Она показала на выступ в чердаке, который образовывал нечто вроде маленькой комнатки, вдававшейся в соседний чердак.
– И вам будет этого довольно? – засомневалась Броканта.
– Да, сударыня, – с привычным смирением подтвердила Рождественская Роза.
Кушетку поставили туда, куда указала беглянка.
Мало-помалу угол обставили, и он стал похож на спальню.
Броканта была далеко не так бедна, как казалось, но отличалась чудовищной скупостью; ей стоило большого труда заставить себя достать деньги из тайника, в который она их прятала.
Но у Броканты был доход – она гадала на картах.
Вместо денег она решила брать с клиентов натурой: в квартале жили бедняки и деньги водились не у всех.
Поэтому со старьевщицы она потребовала занавеску из персидского шелка, с краснодеревщика – небольшой столик, с торговца подержанными вещами – ковер. Через месяц уголок Рождественской Розы был обставлен полностью и стал называться алтарем.
Она был счастлива или почти счастлива.
Мы говорим «почти», потому что ее бумажное синее платье, желтая косынка в красный цветочек, шерстяные чулки и чепец были ей отвратительны.
И по мере того как эти вещи изнашивались, Рождественская Роза сама стала заниматься своим туалетом.
Прежде всего она старательно расчесывала свои волосы, такие длинные, что, когда она откидывала их назад, они доходили до пят.
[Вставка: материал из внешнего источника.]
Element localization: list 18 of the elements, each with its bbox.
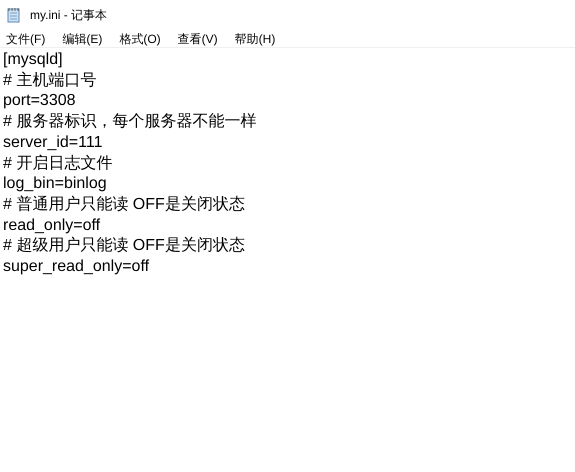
text-line: # 开启日志文件: [3, 154, 112, 174]
text-line: # 普通用户只能读 OFF是关闭状态: [3, 194, 245, 215]
text-line: port=3308: [3, 91, 76, 112]
text-line: super_read_only=off: [3, 257, 150, 278]
text-line: log_bin=binlog: [3, 174, 107, 194]
menu-item[interactable]: 帮助(H): [230, 30, 280, 48]
menu-item[interactable]: 查看(V): [174, 30, 222, 48]
notepad-icon: [6, 7, 22, 23]
text-line: # 服务器标识，每个服务器不能一样: [3, 112, 256, 132]
text-line: server_id=111: [3, 132, 102, 153]
text-line: # 主机端口号: [3, 70, 96, 91]
menu-item[interactable]: 编辑(E): [58, 30, 106, 48]
menu-item[interactable]: 文件(F): [2, 30, 50, 48]
text-line: [mysqld]: [3, 50, 63, 70]
text-line: read_only=off: [3, 216, 100, 236]
window-title: my.ini - 记事本: [30, 7, 108, 24]
menu-item[interactable]: 格式(O): [115, 30, 165, 48]
text-line: # 超级用户只能读 OFF是关闭状态: [3, 236, 245, 256]
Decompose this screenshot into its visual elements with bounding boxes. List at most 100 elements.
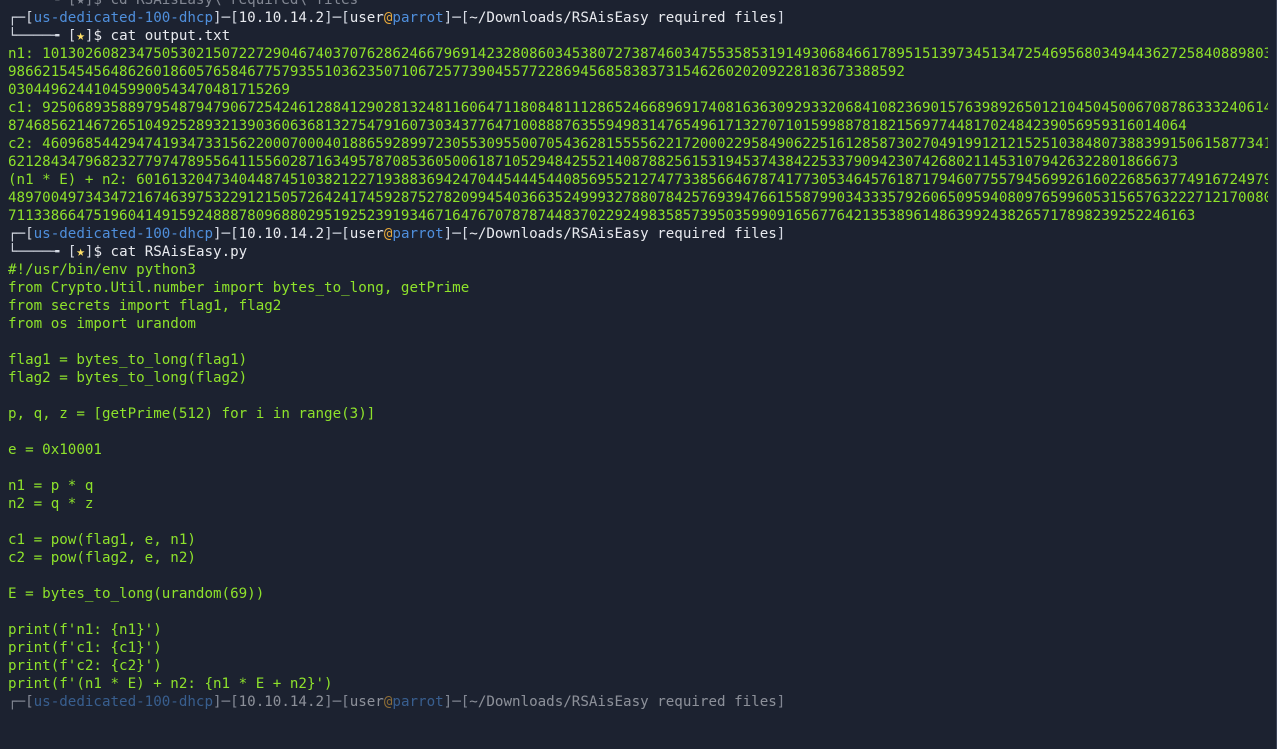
prompt-frame: ┌─ bbox=[8, 694, 26, 710]
output-line: c1: 925068935889795487947906725424612884… bbox=[8, 99, 1268, 117]
code-text: n1 = p * q bbox=[8, 478, 94, 494]
code-text: flag2 = bytes_to_long(flag2) bbox=[8, 370, 248, 386]
prompt-host: us-dedicated-100-dhcp bbox=[33, 10, 214, 26]
code-line: n2 = q * z bbox=[8, 495, 1268, 513]
code-line: n1 = p * q bbox=[8, 477, 1268, 495]
output-text: 7113386647519604149159248887809688029519… bbox=[8, 208, 1196, 224]
output-line: (n1 * E) + n2: 6016132047340448745103821… bbox=[8, 171, 1268, 189]
code-line: print(f'n1: {n1}') bbox=[8, 621, 1268, 639]
code-line: print(f'(n1 * E) + n2: {n1 * E + n2}') bbox=[8, 675, 1268, 693]
output-line: n1: 101302608234750530215072272904674037… bbox=[8, 45, 1268, 63]
prompt-hostname: parrot bbox=[392, 226, 444, 242]
prompt-path: ~/Downloads/RSAisEasy required files bbox=[469, 694, 777, 710]
prompt-ip: 10.10.14.2 bbox=[238, 10, 325, 26]
prompt-bracket: ]─[ bbox=[213, 226, 239, 242]
prompt-bracket: ]─[ bbox=[324, 226, 350, 242]
terminal-window[interactable]: └────╼ [★]$ cd RSAisEasy\ required\ file… bbox=[0, 0, 1277, 749]
prompt-bracket: [ bbox=[25, 226, 34, 242]
prompt-bracket: ]─[ bbox=[443, 694, 470, 710]
command-text: cat output.txt bbox=[110, 28, 231, 44]
prompt-host: us-dedicated-100-dhcp bbox=[33, 226, 214, 242]
output-text: c2: 460968544294741934733156220007000401… bbox=[8, 136, 1268, 152]
prompt-header-3: ┌─[us-dedicated-100-dhcp]─[10.10.14.2]─[… bbox=[8, 693, 1268, 711]
output-text: 6212843479682327797478955641155602871634… bbox=[8, 154, 1179, 170]
terminal-buffer: └────╼ [★]$ cd RSAisEasy\ required\ file… bbox=[8, 0, 1268, 711]
code-text: p, q, z = [getPrime(512) for i in range(… bbox=[8, 406, 376, 422]
prompt-frame: ┌─ bbox=[8, 226, 26, 242]
code-text: print(f'(n1 * E) + n2: {n1 * E + n2}') bbox=[8, 676, 333, 692]
output-text: 9866215454564862601860576584677579355103… bbox=[8, 64, 905, 80]
prompt-bracket: ] bbox=[776, 10, 786, 26]
prompt-bracket: ]─[ bbox=[443, 226, 470, 242]
output-line: c2: 460968544294741934733156220007000401… bbox=[8, 135, 1268, 153]
prompt-bracket: ]─[ bbox=[213, 10, 239, 26]
prompt-user: user bbox=[349, 226, 384, 242]
prompt-dollar: $ bbox=[93, 28, 111, 44]
code-text: #!/usr/bin/env python3 bbox=[8, 262, 196, 278]
cut-prompt-line: └────╼ [★]$ cd RSAisEasy\ required\ file… bbox=[8, 0, 1268, 9]
prompt-header-1: ┌─[us-dedicated-100-dhcp]─[10.10.14.2]─[… bbox=[8, 9, 1268, 27]
code-text: print(f'n1: {n1}') bbox=[8, 622, 162, 638]
prompt-hostname: parrot bbox=[392, 694, 444, 710]
code-text: E = bytes_to_long(urandom(69)) bbox=[8, 586, 265, 602]
prompt-command-2: └────╼ [★]$ cat RSAisEasy.py bbox=[8, 243, 1268, 261]
prompt-bracket: ]─[ bbox=[324, 10, 350, 26]
prompt-hostname: parrot bbox=[392, 10, 444, 26]
code-line: from os import urandom bbox=[8, 315, 1268, 333]
code-line: print(f'c2: {c2}') bbox=[8, 657, 1268, 675]
prompt-bracket: ] bbox=[776, 226, 786, 242]
prompt-host: us-dedicated-100-dhcp bbox=[33, 694, 214, 710]
output-line: 9866215454564862601860576584677579355103… bbox=[8, 63, 1268, 81]
code-text: from Crypto.Util.number import bytes_to_… bbox=[8, 280, 470, 296]
code-line: c2 = pow(flag2, e, n2) bbox=[8, 549, 1268, 567]
prompt-user: user bbox=[349, 694, 384, 710]
code-line: from Crypto.Util.number import bytes_to_… bbox=[8, 279, 1268, 297]
code-text: from secrets import flag1, flag2 bbox=[8, 298, 282, 314]
output-text: n1: 101302608234750530215072272904674037… bbox=[8, 46, 1268, 62]
code-line: e = 0x10001 bbox=[8, 441, 1268, 459]
output-line: 6212843479682327797478955641155602871634… bbox=[8, 153, 1268, 171]
output-line: 8746856214672651049252893213903606368132… bbox=[8, 117, 1268, 135]
prompt-path: ~/Downloads/RSAisEasy required files bbox=[469, 10, 777, 26]
prompt-dollar: $ bbox=[93, 244, 111, 260]
prompt-frame: ┌─ bbox=[8, 10, 26, 26]
output-line: 030449624410459900543470481715269 bbox=[8, 81, 1268, 99]
prompt-user: user bbox=[349, 10, 384, 26]
code-line: from secrets import flag1, flag2 bbox=[8, 297, 1268, 315]
prompt-header-2: ┌─[us-dedicated-100-dhcp]─[10.10.14.2]─[… bbox=[8, 225, 1268, 243]
output-text: 4897004973434721674639753229121505726424… bbox=[8, 190, 1268, 206]
code-text: c2 = pow(flag2, e, n2) bbox=[8, 550, 196, 566]
prompt-bracket: ]─[ bbox=[213, 694, 239, 710]
code-line: flag1 = bytes_to_long(flag1) bbox=[8, 351, 1268, 369]
code-text: e = 0x10001 bbox=[8, 442, 102, 458]
command-text: cat RSAisEasy.py bbox=[110, 244, 248, 260]
prompt-bracket: ]─[ bbox=[324, 694, 350, 710]
code-line: #!/usr/bin/env python3 bbox=[8, 261, 1268, 279]
prompt-frame: └────╼ bbox=[8, 28, 68, 44]
output-text: 030449624410459900543470481715269 bbox=[8, 82, 290, 98]
prompt-frame: └────╼ bbox=[8, 244, 68, 260]
code-line: flag2 = bytes_to_long(flag2) bbox=[8, 369, 1268, 387]
code-line: print(f'c1: {c1}') bbox=[8, 639, 1268, 657]
code-text: flag1 = bytes_to_long(flag1) bbox=[8, 352, 248, 368]
output-text: c1: 925068935889795487947906725424612884… bbox=[8, 100, 1268, 116]
prompt-command-1: └────╼ [★]$ cat output.txt bbox=[8, 27, 1268, 45]
output-line: 4897004973434721674639753229121505726424… bbox=[8, 189, 1268, 207]
prompt-bracket: ] bbox=[776, 694, 786, 710]
prompt-ip: 10.10.14.2 bbox=[238, 694, 325, 710]
code-line: c1 = pow(flag1, e, n1) bbox=[8, 531, 1268, 549]
code-line: p, q, z = [getPrime(512) for i in range(… bbox=[8, 405, 1268, 423]
prompt-path: ~/Downloads/RSAisEasy required files bbox=[469, 226, 777, 242]
prompt-ip: 10.10.14.2 bbox=[238, 226, 325, 242]
output-text: 8746856214672651049252893213903606368132… bbox=[8, 118, 1187, 134]
code-text: c1 = pow(flag1, e, n1) bbox=[8, 532, 196, 548]
code-line: E = bytes_to_long(urandom(69)) bbox=[8, 585, 1268, 603]
code-text: from os import urandom bbox=[8, 316, 196, 332]
output-text: (n1 * E) + n2: 6016132047340448745103821… bbox=[8, 172, 1268, 188]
Она проявляла изобретательность: рубашку из грубого полотна подвязывала самодельным шнурком, сооружала на голове тюрбан из яркого шарфа, запахивалась в старую шаль как в плащ, а то из ветки боярышника делала себе душистый венок; и всегда она одевалась так живописно, что могла бы служить художнику моделью: он непременно увидел бы в ней то антильскую креолку, то испанскую цыганку, то галльскую жрицу.
Но она никогда не выходила на свежий воздух, а солнце пробивалось на чердак лишь через маленькие щелочки; питалась только хлебом и пила одну воду; холод проникал во все щели в конуре Броканты, а девочка, независимо от времени года, почти всегда была одета одинаково – и в десятиградусный мороз и в двадцати пятиградусную жару, – вот почему в ее облике появилось нечто болезненное и страдальческое, что мы и попытались изобразить. А сухой кашель, от которого на щеках Рождественской Розы появлялся румянец, указывал на то, что приютившее ее убогое жилище уже оказало на нее пагубное воздействие, а в будущем и вовсе могло свести ее в могилу.
О ее семье, как и о страшном происшествии, толкнувшем ее на встречу с Брокантой – а та полюбила девочку, насколько она была способна любить, – никогда больше не заговаривали.
Вот какой была Рождественская Роза, стоявшая на коленях в ногах у Броканты в ту минуту, когда Баболен с учителем появились на пороге.